Beyond the traditional plot lines, Ritchie introduced two new characters who affected the plot significantly. Dalia (Nasim Pedrad), who is Jasmine’s handmaiden and best friend, provided some comic relief in the film and developed a relationship with the Genie by the end of the movie. Despite the movie’s attempt, her jokes were not funny. In one case, Jasmine needed Dalia to pretend to be her so Aladdin wouldn’t know. Dalia took this information and then did a bunch of dances and said some things that were meant to be funny but the scene fell far short.

 Hakim is also introduced into the film as the Sultan’s general, and while he is not on screen as much as his co-stars, he does still have important moments in the movie such as when he refuses to listen to Jafar. This was a very interesting scene because Hakim had to choose to listen to the current Sultan or listen to his friends who he has known since birth.

   This movie does not come across as a reboot, sequel or prequel to the original film, but more of a dark recreation.
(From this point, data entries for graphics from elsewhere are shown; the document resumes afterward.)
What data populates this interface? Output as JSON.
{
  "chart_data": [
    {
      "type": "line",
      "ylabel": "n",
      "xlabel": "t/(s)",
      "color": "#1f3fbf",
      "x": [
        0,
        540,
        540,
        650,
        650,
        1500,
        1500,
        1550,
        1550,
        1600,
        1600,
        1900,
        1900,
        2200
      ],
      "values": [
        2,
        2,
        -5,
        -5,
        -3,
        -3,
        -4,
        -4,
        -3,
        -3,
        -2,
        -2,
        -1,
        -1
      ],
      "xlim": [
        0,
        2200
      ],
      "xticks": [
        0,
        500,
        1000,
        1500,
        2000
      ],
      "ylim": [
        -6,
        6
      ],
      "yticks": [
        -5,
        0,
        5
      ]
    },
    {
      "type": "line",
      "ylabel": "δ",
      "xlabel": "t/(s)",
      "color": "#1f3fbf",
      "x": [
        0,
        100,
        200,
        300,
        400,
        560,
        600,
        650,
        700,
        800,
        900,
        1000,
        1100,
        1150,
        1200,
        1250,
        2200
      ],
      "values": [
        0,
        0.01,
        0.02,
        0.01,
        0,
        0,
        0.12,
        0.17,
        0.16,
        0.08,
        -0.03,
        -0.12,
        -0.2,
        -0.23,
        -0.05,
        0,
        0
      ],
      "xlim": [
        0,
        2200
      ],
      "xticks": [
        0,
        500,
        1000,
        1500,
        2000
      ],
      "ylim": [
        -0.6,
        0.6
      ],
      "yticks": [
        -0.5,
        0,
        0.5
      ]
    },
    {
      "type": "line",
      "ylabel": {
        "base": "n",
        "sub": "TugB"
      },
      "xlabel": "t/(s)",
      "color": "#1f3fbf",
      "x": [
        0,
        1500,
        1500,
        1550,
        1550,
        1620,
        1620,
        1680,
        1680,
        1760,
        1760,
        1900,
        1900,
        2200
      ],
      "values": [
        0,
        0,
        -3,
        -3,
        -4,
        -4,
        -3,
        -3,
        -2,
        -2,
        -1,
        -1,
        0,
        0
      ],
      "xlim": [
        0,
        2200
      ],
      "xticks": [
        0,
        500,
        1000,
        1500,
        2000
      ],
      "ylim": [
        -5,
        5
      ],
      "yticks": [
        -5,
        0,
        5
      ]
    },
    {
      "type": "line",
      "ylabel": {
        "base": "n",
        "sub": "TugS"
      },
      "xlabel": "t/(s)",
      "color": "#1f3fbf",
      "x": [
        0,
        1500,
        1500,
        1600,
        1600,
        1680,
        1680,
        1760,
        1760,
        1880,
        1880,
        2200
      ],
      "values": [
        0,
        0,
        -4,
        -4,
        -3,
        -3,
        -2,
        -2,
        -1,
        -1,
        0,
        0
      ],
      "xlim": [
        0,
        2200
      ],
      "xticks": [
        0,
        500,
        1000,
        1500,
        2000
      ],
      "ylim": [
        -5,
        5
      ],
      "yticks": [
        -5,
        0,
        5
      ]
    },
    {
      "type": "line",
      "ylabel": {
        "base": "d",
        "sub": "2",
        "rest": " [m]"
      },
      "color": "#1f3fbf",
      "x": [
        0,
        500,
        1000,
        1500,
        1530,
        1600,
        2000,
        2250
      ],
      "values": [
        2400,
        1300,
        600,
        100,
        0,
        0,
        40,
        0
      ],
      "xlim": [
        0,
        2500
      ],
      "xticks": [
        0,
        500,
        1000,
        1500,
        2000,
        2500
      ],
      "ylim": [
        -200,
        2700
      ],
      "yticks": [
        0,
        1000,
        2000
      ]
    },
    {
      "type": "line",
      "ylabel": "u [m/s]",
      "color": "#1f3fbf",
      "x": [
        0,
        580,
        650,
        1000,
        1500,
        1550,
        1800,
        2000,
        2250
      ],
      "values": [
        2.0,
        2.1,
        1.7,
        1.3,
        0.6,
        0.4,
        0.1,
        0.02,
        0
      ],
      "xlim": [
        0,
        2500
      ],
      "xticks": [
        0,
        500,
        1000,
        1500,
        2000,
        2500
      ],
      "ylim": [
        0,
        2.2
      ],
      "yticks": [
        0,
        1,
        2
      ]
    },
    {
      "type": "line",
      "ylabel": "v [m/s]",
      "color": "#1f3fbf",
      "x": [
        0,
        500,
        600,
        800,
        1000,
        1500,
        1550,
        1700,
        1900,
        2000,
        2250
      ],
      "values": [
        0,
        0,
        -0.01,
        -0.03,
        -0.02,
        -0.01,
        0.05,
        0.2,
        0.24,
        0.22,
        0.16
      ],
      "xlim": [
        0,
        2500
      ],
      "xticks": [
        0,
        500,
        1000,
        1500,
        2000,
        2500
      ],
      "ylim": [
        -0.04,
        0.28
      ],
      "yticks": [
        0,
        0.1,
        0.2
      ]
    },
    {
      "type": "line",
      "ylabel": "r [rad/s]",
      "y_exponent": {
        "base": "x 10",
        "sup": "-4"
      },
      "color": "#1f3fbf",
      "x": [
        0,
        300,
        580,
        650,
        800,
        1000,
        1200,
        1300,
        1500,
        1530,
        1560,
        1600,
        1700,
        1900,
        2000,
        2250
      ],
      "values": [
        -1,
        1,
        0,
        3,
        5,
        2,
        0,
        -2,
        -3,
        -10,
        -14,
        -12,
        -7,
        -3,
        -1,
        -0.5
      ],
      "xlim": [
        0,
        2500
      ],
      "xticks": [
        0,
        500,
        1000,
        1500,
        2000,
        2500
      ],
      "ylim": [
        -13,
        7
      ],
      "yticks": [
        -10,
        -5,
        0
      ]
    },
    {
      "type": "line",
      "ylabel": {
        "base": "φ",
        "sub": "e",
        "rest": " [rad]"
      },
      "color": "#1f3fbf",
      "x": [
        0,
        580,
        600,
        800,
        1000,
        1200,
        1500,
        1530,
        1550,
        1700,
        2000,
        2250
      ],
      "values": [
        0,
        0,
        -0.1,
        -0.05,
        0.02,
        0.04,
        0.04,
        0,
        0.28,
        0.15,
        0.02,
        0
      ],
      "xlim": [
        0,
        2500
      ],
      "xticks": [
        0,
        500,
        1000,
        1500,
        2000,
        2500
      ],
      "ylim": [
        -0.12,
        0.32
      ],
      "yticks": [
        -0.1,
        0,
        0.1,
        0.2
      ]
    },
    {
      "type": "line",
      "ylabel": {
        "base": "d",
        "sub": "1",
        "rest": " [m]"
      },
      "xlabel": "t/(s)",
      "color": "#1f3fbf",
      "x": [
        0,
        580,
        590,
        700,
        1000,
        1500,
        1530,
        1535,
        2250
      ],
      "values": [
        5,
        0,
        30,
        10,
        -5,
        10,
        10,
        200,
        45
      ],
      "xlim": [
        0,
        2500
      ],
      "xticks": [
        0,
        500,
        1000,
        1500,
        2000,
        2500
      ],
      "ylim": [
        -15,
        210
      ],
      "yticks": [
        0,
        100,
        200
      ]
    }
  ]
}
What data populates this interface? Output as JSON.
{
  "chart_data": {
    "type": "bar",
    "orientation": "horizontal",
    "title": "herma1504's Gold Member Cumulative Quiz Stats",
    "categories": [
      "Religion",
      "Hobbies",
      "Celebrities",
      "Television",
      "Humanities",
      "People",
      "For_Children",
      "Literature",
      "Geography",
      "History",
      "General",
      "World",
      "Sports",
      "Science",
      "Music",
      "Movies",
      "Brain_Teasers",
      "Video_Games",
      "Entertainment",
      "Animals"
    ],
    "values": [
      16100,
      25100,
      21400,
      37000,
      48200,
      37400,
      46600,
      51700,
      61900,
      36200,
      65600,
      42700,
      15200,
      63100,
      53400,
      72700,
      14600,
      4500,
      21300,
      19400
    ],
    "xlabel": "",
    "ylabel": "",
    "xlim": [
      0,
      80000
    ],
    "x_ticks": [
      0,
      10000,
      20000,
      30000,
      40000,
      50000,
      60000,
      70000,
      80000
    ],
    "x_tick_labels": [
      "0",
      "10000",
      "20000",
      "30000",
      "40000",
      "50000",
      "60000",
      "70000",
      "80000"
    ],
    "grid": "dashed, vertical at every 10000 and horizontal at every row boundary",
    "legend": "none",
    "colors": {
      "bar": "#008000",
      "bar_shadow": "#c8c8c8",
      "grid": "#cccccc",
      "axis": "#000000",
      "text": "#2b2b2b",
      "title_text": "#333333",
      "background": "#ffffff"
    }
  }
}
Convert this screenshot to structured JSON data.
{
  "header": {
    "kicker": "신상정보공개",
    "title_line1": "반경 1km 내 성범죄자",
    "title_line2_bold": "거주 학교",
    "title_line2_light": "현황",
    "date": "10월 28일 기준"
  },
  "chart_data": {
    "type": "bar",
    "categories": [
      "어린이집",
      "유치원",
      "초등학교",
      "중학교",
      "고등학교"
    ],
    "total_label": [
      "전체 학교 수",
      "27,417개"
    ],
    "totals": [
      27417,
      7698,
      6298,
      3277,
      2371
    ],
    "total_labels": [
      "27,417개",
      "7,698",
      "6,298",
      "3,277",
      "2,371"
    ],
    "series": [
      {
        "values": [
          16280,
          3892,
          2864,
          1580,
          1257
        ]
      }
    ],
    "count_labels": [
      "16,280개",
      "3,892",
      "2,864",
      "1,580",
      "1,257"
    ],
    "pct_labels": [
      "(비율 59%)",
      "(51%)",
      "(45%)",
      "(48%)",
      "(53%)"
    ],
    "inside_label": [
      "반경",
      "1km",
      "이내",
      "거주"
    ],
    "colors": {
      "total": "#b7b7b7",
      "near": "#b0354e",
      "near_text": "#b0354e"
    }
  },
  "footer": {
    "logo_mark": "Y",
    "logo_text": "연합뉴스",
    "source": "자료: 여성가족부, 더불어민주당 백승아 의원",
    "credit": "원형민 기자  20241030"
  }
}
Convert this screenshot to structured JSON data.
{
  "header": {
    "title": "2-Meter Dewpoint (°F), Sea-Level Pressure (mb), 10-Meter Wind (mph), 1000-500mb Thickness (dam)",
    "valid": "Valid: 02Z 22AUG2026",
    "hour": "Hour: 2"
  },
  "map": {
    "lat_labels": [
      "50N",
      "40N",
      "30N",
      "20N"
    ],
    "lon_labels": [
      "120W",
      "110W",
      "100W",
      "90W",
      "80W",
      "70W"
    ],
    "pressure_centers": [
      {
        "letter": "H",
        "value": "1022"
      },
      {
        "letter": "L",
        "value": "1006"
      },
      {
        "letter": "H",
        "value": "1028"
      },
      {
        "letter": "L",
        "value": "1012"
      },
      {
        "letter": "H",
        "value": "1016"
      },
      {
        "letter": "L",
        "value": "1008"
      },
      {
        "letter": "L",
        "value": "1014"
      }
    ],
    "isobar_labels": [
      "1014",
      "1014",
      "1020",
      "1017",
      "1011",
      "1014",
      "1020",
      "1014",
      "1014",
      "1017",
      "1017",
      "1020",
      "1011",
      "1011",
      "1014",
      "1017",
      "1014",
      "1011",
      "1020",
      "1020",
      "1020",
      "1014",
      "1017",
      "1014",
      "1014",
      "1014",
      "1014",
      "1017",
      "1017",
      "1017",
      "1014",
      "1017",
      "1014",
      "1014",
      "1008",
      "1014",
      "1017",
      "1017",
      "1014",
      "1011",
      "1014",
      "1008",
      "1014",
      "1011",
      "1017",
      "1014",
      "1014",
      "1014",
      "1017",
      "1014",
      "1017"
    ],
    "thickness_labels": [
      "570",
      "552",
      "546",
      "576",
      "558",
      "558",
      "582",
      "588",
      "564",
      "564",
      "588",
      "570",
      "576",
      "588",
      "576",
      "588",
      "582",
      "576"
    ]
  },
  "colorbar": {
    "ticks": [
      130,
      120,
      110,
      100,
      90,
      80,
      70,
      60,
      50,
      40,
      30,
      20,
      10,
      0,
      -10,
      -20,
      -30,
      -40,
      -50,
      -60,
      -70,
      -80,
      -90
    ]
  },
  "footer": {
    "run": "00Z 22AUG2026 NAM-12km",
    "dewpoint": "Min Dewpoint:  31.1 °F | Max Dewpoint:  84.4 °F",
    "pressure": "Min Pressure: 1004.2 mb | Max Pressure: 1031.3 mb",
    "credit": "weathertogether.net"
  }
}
Jasmine, who previously had little to do in the animated movie, now gets significantly more screen time. They established her character as a strong, independent female lead within the first 20 minutes of the movie. However, throughout the movie, she constantly repeated her belief that she is a strong, independent female, making it repetitive and trite.

In one scene, Jasmine is meeting Prince Ali, who is Aladdin, for the third time. She then proceeds to go into a long monologue about how she could do better as Sultan because she would look out for her people. After making her point, she repeats it over and over again as if it was any different, and it becomes monotonous.

Despite other characters’ flaws,  Jafar, one of the main characters, is presented in a new and interesting light that enhanced his overall character. Rather than a vicious, menacing bad guy with no clear goals or backstory, he is now given a believable backstory and clear set goals and is played to perfection. It is now established that he was just like Aladdin when he was younger and stole food, water and jewelry from merchants. He slowly cheated and killed many people to become the grand vizier. However, since he was not born into royalty, he cannot become Sultan, and Jasmine won’t marry him so he tasks himself on finding the magical lamp and making wishes to increase Agrabah borders, become Sultan and soon make Agrabah the biggest global empire in the world. While some found this believable, others felt the portrayal was too much.

“One thing I didn’t like about the movie was the fact that [Jafar] was too evil. Like so evil that it got scary,” sophomore Julia Carter said.

One of the more controversial points for this movie was the casting of Will Smith as the Genie. There was a lot of controversy surrounding the character because of the way he appeared in his blue genie form, a form similar to the Marvel Studios’ interpretation of Thanos. Audience members also believed that Smith wouldn’t be able to portray the Genie and sing as well as its original actor, Robin Williams. Despite the criticism and controversy, Smith’s performance was stellar.

“Will Smith was really funny and although I hate musicals, I actually liked the songs,” sophomore Daniel Romero said.

“Aladdin”  was a poor recreation of the once adored and marveled animated film. It was an unsettling attempt despite a few interesting moments. For those who loved the animated film, this one will be sure to disappoint.